Fuel cell vehicles, especially trucks, show their strengths where long ranges (such as long distances) and short refuelling times are required. They can be refuelled in just a few minutes. If the "Well2Wheel" approach is taken into account (from the production of hydrogen to the drive energy), experts estimate that the fuel cell achieves an efficiency of 30 to 40 per cent. Synthetic fuels (also based on green hydrogen) have an efficiency in the range of around 20 to 40 per cent. At 60 to 70 per cent, battery electric vehicles show significantly higher values here, but are currently still subject to limitations in terms of charging time and range.
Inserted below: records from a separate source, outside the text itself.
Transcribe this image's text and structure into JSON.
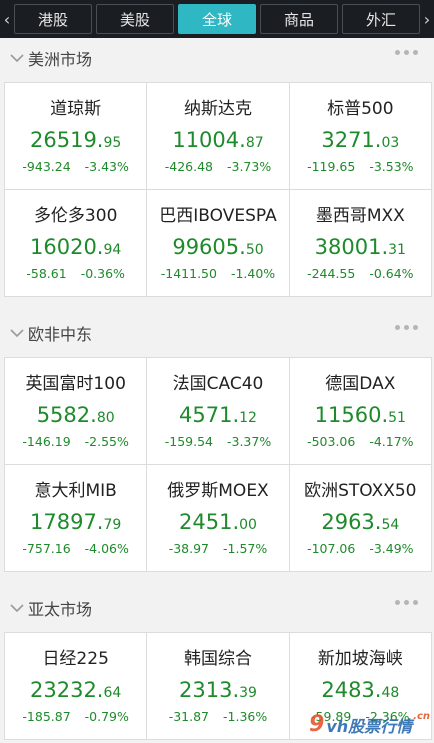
{
  "tabs": [
    {
      "label": "港股",
      "active": false
    },
    {
      "label": "美股",
      "active": false
    },
    {
      "label": "全球",
      "active": true
    },
    {
      "label": "商品",
      "active": false
    },
    {
      "label": "外汇",
      "active": false
    }
  ],
  "sections": [
    {
      "title": "美洲市场",
      "cards": [
        {
          "name": "道琼斯",
          "price_int": "26519.",
          "price_dec": "95",
          "change": "-943.24",
          "pct": "-3.43%"
        },
        {
          "name": "纳斯达克",
          "price_int": "11004.",
          "price_dec": "87",
          "change": "-426.48",
          "pct": "-3.73%"
        },
        {
          "name": "标普500",
          "price_int": "3271.",
          "price_dec": "03",
          "change": "-119.65",
          "pct": "-3.53%"
        },
        {
          "name": "多伦多300",
          "price_int": "16020.",
          "price_dec": "94",
          "change": "-58.61",
          "pct": "-0.36%"
        },
        {
          "name": "巴西IBOVESPA",
          "price_int": "99605.",
          "price_dec": "50",
          "change": "-1411.50",
          "pct": "-1.40%"
        },
        {
          "name": "墨西哥MXX",
          "price_int": "38001.",
          "price_dec": "31",
          "change": "-244.55",
          "pct": "-0.64%"
        }
      ]
    },
    {
      "title": "欧非中东",
      "cards": [
        {
          "name": "英国富时100",
          "price_int": "5582.",
          "price_dec": "80",
          "change": "-146.19",
          "pct": "-2.55%"
        },
        {
          "name": "法国CAC40",
          "price_int": "4571.",
          "price_dec": "12",
          "change": "-159.54",
          "pct": "-3.37%"
        },
        {
          "name": "德国DAX",
          "price_int": "11560.",
          "price_dec": "51",
          "change": "-503.06",
          "pct": "-4.17%"
        },
        {
          "name": "意大利MIB",
          "price_int": "17897.",
          "price_dec": "79",
          "change": "-757.16",
          "pct": "-4.06%"
        },
        {
          "name": "俄罗斯MOEX",
          "price_int": "2451.",
          "price_dec": "00",
          "change": "-38.97",
          "pct": "-1.57%"
        },
        {
          "name": "欧洲STOXX50",
          "price_int": "2963.",
          "price_dec": "54",
          "change": "-107.06",
          "pct": "-3.49%"
        }
      ]
    },
    {
      "title": "亚太市场",
      "cards": [
        {
          "name": "日经225",
          "price_int": "23232.",
          "price_dec": "64",
          "change": "-185.87",
          "pct": "-0.79%"
        },
        {
          "name": "韩国综合",
          "price_int": "2313.",
          "price_dec": "39",
          "change": "-31.87",
          "pct": "-1.36%"
        },
        {
          "name": "新加坡海峡",
          "price_int": "2483.",
          "price_dec": "48",
          "change": "-59.89",
          "pct": "-2.36%"
        }
      ]
    }
  ],
  "watermark": {
    "logo": "9",
    "text": "vh股票行情",
    "suffix": ".cn"
  },
  "colors": {
    "accent": "#2fb7c3",
    "down": "#1f8a2b",
    "topbar": "#1a1d21"
  }
}
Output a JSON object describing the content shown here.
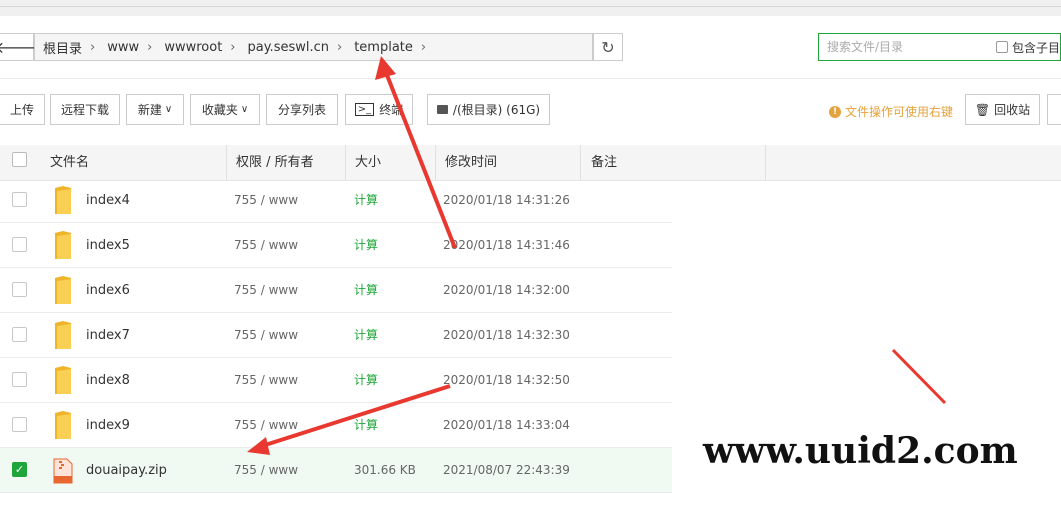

In principle, however, the values depend heavily on the respective technology, the site conditions, the energy source and other factors. Rapid technological advances may continue to have a major impact on the efficiency of each of the three technologies in the future.
However, hydrogen as a fuel represents a highly interesting opportunity to decouple the production of green hydrogen and its use both in terms of location and time and thus to be able to offer efficient and environmentally friendly drive systems. The fuel cell is therefore a highly interesting option in the drive mix of the future.